Tout est contenu dans le : L’étendue des prétentions dont est saisie la cour d’appel étant déterminée dans les conditions fixées par l’article 954 du code de procédure civile, le respect de la diligence impartie par l’article 909 du code de procédure civile est nécessairement apprécié en considération des prescriptions de cet article 954.

Que dire de plus ?

Pour être des conclusions 908 ou 909, elles doivent répondre à l'exigence de l'artcile 954.

Si ce n'est pas le cas, ça vaut pas et on applique alors la sanction.

La cour d'appel s'était placé sur le terrain de l'absence d'effet dévolutif.

La Cour de cassation semble l'admettre.

Mais c'est peu convaincant.

Eventuellement, cela peut valoir pour un appel qui a pour effet d'élargir la dévolution.

Mais lorsque ce n'est pas le cas, ça fait flop !

  • Explication :

 

L'appelant demande en appel le débouté au titre de la prestation compensatoire, fixée à 50000 euros en première instance.

L'intimé voulait quant à lui demander l'infirmaiton et en conséquence la condamnation de l'appelant à payer 100000 euros à ce titre.

Si l'intimé s'est loupé et a oublié de demander l'infirmation, il est absurde de dire que la dévolution n'a opéré du chef de la prestation compensatoire.

Le mieux est de considérer que cet appel incident ne saisit pas la cour d'appel, ou de soutenir devant le CME que l'appel incident est irrecevable faute d'avoir été formé dans le délai d'appel incident.

***

Je ne sais s'il est opportun de laisser passer ce genre de chose.
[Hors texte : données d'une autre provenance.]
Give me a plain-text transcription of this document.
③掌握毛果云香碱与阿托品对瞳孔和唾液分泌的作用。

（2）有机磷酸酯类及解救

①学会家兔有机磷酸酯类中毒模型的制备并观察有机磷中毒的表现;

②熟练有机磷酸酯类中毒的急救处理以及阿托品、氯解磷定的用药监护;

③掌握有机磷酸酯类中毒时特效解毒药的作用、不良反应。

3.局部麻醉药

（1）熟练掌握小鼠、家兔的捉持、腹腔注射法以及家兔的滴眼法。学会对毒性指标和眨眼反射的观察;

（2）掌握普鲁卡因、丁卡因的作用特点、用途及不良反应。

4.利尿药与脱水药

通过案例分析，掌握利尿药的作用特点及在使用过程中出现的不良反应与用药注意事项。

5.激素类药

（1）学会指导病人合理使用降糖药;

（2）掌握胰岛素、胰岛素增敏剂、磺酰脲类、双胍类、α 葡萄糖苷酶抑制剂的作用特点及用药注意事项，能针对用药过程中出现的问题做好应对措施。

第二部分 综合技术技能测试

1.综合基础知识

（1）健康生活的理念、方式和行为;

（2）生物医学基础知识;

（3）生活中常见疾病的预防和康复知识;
Ne faudrait-il pas que la Cour de cassation fasse ponctuellement le ménage, en rectifiant les juges d'appel qui s'égarent ?

A mon avis, ce serait pas mal, d'autant d'ailleurs qu'en matière de procédure, ce qui émane des cours d'appel peut davantage ressemble à la cour des miracles.

Alimentée par des moyens pas toujours très frais, la décision servi peut difficilement relever de l'oeuvre d'art.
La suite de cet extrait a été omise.